India moves ahead with its UK, EU trade pacts

NEW DELHI: India is moving ahead with the next round of free trade agreements (FTAs) with commerce and industry minister Piyush Goyal in the UK to push ahead with talks, following his meeting with EU trade commissioner Valdis Dombrovskis, who said that the two partners will formally launch negotiations soon.
The two trade agreements, along with those with Canada and Israel, are currently on the table. Switzerland is also suggesting that stalled negotiations for an agreement with European Free Trade Association (EFTA) should be revived. Apart from Switzerland, EFTA includes Norway, Iceland and Liechtenstein.
India has signed two trade agreements in recent months, with the UAE and Australia, shunning its decade-long reluctance to enter into bilateral deals. Through these treaties, the government is hoping to boost trade and drive investments into the economy.
The UK is the next focus with British Prime Minister Boris Johnson setting a Diwali deadline for the talks to conclude. Businesses too are keen for the deal to come through quickly.
“They are trying to do something that is not just fast but also comprehensive, which also includes digital and other areas,” said Kevin McCole, managing director, UK India Business Council (UKIBC).

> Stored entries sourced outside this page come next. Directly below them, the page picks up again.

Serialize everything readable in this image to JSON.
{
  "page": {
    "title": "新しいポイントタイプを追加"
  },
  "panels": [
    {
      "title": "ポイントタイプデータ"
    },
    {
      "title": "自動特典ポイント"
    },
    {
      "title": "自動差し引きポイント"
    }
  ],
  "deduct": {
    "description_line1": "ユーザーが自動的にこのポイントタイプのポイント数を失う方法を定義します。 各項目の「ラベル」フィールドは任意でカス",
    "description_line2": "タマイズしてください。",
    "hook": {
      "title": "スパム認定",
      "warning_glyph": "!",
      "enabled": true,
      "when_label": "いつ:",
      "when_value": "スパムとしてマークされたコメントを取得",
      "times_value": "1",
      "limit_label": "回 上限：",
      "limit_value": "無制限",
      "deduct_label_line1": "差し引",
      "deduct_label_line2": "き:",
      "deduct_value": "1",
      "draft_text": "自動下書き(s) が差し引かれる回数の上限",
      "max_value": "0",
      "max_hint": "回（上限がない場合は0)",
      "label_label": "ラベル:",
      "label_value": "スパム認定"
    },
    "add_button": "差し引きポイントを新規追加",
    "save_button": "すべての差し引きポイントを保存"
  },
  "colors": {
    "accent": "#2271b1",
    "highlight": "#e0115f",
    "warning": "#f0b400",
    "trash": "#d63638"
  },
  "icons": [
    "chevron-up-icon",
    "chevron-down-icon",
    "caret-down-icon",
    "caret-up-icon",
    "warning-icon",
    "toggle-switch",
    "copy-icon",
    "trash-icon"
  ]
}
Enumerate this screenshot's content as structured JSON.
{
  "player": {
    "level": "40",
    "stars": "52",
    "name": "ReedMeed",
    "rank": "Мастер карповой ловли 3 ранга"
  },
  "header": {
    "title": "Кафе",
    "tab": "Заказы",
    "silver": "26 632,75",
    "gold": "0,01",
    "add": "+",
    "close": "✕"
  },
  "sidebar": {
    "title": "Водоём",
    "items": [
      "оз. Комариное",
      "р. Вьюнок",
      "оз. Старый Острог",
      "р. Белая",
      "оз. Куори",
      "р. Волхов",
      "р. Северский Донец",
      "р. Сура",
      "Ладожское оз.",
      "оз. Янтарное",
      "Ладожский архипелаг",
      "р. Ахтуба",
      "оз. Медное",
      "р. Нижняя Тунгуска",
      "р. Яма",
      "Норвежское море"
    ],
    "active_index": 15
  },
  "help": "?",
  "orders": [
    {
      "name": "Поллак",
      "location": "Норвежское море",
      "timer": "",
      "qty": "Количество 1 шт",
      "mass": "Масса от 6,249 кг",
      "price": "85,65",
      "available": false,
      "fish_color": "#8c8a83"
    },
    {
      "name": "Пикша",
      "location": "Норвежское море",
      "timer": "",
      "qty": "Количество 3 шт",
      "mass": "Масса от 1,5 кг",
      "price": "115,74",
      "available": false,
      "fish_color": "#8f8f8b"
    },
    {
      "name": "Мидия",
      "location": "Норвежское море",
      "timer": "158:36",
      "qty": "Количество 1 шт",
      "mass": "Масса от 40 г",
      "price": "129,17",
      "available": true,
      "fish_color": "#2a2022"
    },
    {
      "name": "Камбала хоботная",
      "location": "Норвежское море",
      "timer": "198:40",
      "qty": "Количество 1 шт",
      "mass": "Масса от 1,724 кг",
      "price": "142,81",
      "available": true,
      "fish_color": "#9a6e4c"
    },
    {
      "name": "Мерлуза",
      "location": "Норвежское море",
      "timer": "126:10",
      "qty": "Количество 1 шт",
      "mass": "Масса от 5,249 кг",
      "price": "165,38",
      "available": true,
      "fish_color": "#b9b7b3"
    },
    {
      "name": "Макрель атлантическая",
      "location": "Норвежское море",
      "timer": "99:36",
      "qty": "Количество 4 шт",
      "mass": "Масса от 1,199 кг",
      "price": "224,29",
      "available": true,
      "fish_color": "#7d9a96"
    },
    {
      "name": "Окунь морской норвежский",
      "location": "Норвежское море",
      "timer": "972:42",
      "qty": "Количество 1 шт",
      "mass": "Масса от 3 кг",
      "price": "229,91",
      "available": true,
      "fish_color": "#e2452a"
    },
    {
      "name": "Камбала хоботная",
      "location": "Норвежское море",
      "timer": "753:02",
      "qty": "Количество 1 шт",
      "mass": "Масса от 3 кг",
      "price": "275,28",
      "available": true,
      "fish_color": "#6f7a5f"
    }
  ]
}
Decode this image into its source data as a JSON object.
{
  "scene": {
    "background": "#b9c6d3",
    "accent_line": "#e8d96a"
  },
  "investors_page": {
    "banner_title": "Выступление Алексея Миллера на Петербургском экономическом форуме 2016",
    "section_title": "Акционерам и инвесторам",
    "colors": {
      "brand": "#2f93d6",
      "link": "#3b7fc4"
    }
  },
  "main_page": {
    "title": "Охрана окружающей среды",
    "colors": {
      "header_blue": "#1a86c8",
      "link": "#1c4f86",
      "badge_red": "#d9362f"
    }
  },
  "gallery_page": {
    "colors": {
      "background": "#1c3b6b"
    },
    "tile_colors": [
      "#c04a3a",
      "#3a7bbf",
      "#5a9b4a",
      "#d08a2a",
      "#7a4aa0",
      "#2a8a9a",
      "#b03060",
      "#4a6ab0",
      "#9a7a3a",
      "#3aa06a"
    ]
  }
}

He said that from the Indian side, there were high hopes that the UK will reduce tariffs on textiles, which will increase competitiveness with respect to Bangladesh, Sri Lanka and Vietnam. From the UK side, much focus is on very high tariffs on automotive and alcohol and Scotch, given that tariffs are at 150%, McCole added.
“Before the negotiations, there is a lot of positivity and commonality. There is a lot of pragmatism as they will focus on areas where they will agree. When you come to the last few chapters, it tends to become a bit sticky. But based on our discussions, we are positive on a deal being done this year,” he said.
The UKIBC MD also sought a focus on issues around labour standards, while maintaining that migration and visas were a sensitive area in the past but the UK has changed rules in recent years.